Du côté de l’URPS, le discours est un peu plus modéré. Louise Ruiz estime que l’initiative du Collectif Duquesne est bonne, mais qu’elle se focalise « essentiellement sur l’exercice salarié ». Selon la représentante de la FNI, pour parvenir à la reconnaissance de la consultation infirmière de premier recours, il « faut être constructif ». Elle tient par exemple à mettre en avant le service de garde infirmier, mis en place pendant la crise sanitaire dans la Loire, pour « répondre aux appels des professionnels qui souhaitent qu’un patient bénéficie d’une prise en charge infirmière ». Pour la responsable syndicale, « c’est cela être dans la construction. Nous montrons que les infirmiers ont la capacité de monter des services innovants, sans aides préalables ». Ce qui ne l’empêche pas de considérer qu’un travail est nécessaire, au niveau national, pour « que le ministère se penche enfin » sur la question de la consultation infirmière. Reste que ce n’est probablement pas du chapeau du Ségur qu’une telle proposition sortira. Il faut donc s’attendre à devoir remettre l’ouvrage sur le métier
Le 16 juin, les soignants étaient invités à se mobiliser dans toute la France. L’appel émanait principalement d’organisations hospitalières (Collectif interurgences, Collectif interhôpitaux, grandes centrales syndicales, etc.), mais de nombreuses Idels ont rejoint les cortèges. La préfecture de police, citée par l’agence APMnews, a comptabilisé quelque 18 000 personnes dans les rues de Paris, et des manifestations ont eu lieu devant les hôpitaux sur l’ensemble du territoire : la CGT en a recensé 256. La Direction générale de l’offre de soins (DGOS) a, quant à elle, estimé que 16 % du personnel hospitalier non médical et 6 % du personnel médical étaient grévistes ce jour-là.
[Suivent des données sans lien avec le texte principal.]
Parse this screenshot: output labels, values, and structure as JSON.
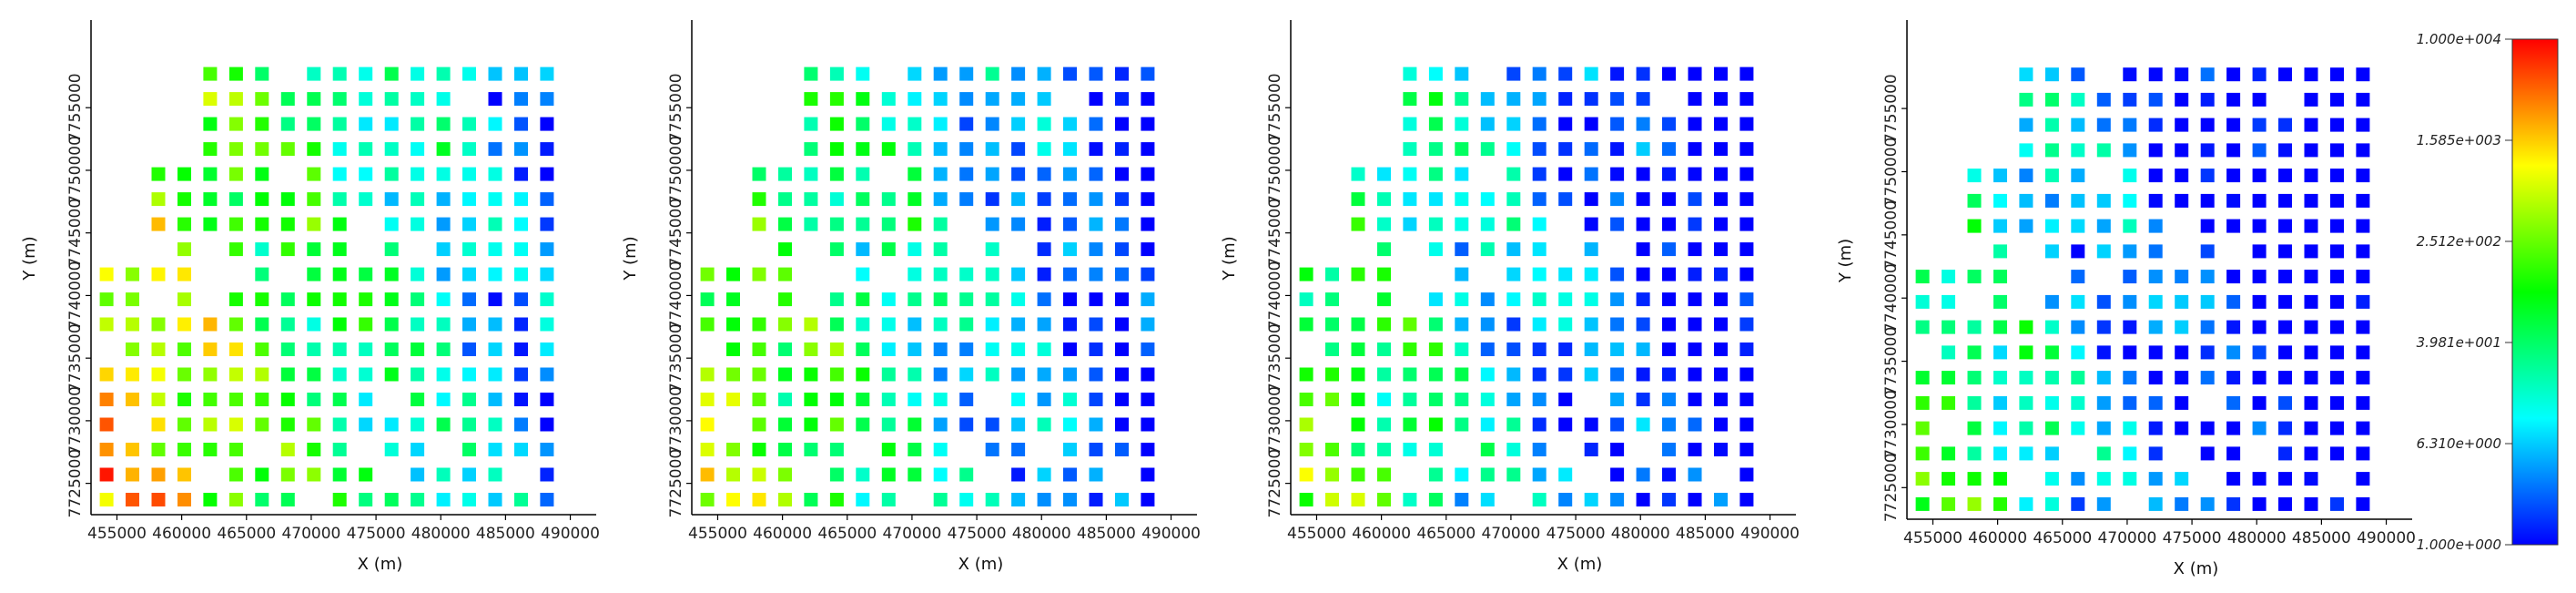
{
  "chart_data": {
    "type": "scatter",
    "xlabel": "X (m)",
    "ylabel": "Y (m)",
    "xlim": [
      453000,
      492000
    ],
    "ylim": [
      7722500,
      7762000
    ],
    "x_ticks": [
      455000,
      460000,
      465000,
      470000,
      475000,
      480000,
      485000,
      490000
    ],
    "y_ticks": [
      7725000,
      7730000,
      7735000,
      7740000,
      7745000,
      7750000,
      7755000
    ],
    "grid": false,
    "colorbar": {
      "scale": "log",
      "min": 1.0,
      "max": 10000.0,
      "tick_values": [
        10000,
        1585,
        251.2,
        39.81,
        6.31,
        1.0
      ],
      "tick_labels": [
        "1.000e+004",
        "1.585e+003",
        "2.512e+002",
        "3.981e+001",
        "6.310e+000",
        "1.000e+000"
      ],
      "colormap": [
        "#0000ff",
        "#00ffff",
        "#00ff00",
        "#ffff00",
        "#ff0000"
      ]
    },
    "panels": [
      {
        "id": "panel-1",
        "level_offset": 0.0
      },
      {
        "id": "panel-2",
        "level_offset": -0.55
      },
      {
        "id": "panel-3",
        "level_offset": -0.95
      },
      {
        "id": "panel-4",
        "level_offset": -1.25
      }
    ]
  }
}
La géographie parisienne a ses subtilités qu’il faut savoir décrypter. Le gouvernement a choisi de nommer Ségur, du nom de l’avenue où se situait jadis l’entrée du ministère de la Santé, la série de réunions devant aboutir à un grand plan pour la santé. Les infirmiers mécontents d’y être trop peu représentés - seuls l’Ordre national des infirmiers et la Fédération nationale des étudiants en soins infirmiers sont invités à prendre part aux discussions - se sont quant à eux retrouvés dans le Collectif Duquesne, en référence à l’avenue où se situe aujourd’hui l’entrée principale du ministère. Constitué début juin par une trentaine d’associations nationales ou locales, ce collectif demande l’intégration de sept représentants des Conseils nationaux professionnels (CNP) dans le processus. Mais mi-juin, alors que le Ségur entrait dans sa dernière ligne droite, les représentants du Duquesne déploraient toujours l’absence totale de réponse à leurs demandes. De là à y voir une tendance de “l’ancien monde” à rester sourd aux mutations en cours… il n’y a qu’un pas.